My current workflow looks something like this:

docker save [web image] [db image] > containers.tar
zip deploy.zip containers.tar docker-compose.yml
rsync deploy.zip user@server

ssh user@server
unzip deploy.zip ./
docker load -i containers.tar

docker-compose up

At this point, I was hoping to be able to run docker-compose up again when they get there, but that tries to rebuild the containers as per the docker-compose.yml file.
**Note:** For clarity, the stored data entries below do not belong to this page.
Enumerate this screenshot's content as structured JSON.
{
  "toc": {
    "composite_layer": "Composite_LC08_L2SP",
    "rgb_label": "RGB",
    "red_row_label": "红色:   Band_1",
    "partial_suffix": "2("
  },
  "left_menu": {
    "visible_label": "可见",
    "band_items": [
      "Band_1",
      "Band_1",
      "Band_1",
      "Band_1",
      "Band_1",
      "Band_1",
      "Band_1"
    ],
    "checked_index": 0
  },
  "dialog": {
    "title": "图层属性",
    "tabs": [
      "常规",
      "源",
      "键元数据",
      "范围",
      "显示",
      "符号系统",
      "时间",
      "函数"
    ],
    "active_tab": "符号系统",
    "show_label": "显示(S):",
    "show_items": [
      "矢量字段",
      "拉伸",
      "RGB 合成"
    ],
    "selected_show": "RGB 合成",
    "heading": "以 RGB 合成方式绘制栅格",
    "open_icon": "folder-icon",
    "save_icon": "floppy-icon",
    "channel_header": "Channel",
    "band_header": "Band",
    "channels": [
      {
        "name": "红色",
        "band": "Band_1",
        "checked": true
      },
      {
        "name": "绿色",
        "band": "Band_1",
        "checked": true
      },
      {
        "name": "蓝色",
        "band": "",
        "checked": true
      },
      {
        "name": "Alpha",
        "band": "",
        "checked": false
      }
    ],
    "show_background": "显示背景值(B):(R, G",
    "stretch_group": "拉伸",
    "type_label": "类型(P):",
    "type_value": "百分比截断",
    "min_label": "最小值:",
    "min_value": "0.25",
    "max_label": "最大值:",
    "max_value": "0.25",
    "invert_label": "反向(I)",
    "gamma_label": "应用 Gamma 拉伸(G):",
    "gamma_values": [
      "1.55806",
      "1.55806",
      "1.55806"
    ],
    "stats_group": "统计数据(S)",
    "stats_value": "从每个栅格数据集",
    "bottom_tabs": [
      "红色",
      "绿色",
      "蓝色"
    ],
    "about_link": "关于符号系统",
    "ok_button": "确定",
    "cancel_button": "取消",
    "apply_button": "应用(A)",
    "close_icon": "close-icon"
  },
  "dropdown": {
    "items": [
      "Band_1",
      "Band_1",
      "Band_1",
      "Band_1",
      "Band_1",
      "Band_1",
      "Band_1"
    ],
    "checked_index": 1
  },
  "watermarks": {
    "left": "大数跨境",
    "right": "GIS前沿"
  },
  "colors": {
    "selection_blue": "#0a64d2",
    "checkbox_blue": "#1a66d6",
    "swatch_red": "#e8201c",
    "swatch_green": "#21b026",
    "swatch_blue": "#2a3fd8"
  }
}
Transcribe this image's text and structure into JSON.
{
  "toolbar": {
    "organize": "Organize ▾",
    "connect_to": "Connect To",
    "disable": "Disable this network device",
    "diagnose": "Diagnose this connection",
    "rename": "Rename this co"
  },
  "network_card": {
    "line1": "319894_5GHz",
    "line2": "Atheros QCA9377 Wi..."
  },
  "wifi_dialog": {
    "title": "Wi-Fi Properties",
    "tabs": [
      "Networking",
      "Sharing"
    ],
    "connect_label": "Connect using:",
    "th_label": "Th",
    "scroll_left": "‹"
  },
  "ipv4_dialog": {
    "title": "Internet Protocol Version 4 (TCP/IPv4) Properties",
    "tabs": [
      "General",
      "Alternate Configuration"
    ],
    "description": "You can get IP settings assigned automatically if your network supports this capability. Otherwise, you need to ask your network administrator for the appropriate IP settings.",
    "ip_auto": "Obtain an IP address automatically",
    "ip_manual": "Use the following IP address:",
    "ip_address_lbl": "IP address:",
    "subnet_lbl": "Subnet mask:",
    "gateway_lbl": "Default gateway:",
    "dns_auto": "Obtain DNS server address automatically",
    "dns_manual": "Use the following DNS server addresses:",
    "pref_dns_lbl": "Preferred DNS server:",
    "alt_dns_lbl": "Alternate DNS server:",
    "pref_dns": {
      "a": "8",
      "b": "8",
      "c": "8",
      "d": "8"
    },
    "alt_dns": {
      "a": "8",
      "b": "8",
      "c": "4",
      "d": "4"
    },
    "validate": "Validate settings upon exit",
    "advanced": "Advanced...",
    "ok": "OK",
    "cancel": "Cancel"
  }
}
I'm getting the distinct feeling that I'm missing something. Should I be shipping over my full application then building the images at the server instead? How would you start composed containers if you were storing/loading the images from a registry?

like image 785
Dan Prince Avatar asked Jan 26 '17 10:01

Dan Prince


1 Answers

The problem was that I was using the same docker-compose.yml file in development and production.

The app service didn't specify a repository name or tag, so when I ran docker-compose up on the server, it just tried to build the Dockerfile in my app's source code directory (which doesn't exist on the server).

I ended up solving the problem by adding an explicit image field to my local docker-compose.yml.

version: '2'
services:
  web:
    image: 'my-private-docker-registry:latest'
    build: ./app

Then created an alternative compose file for production:

version: '2'
services:
  web:
    image: 'my-private-docker-registry:latest'
    # no build field!

After running docker-compose build locally, the web service image is built with the repository name my-private-docker-registry and the tag latest.

Then it's just a case of pushing the image up to the repository.

docker push 'my-private-docker-registry:latest'

And running docker pull, it's safe to stop and recreate the running containers, with the new images.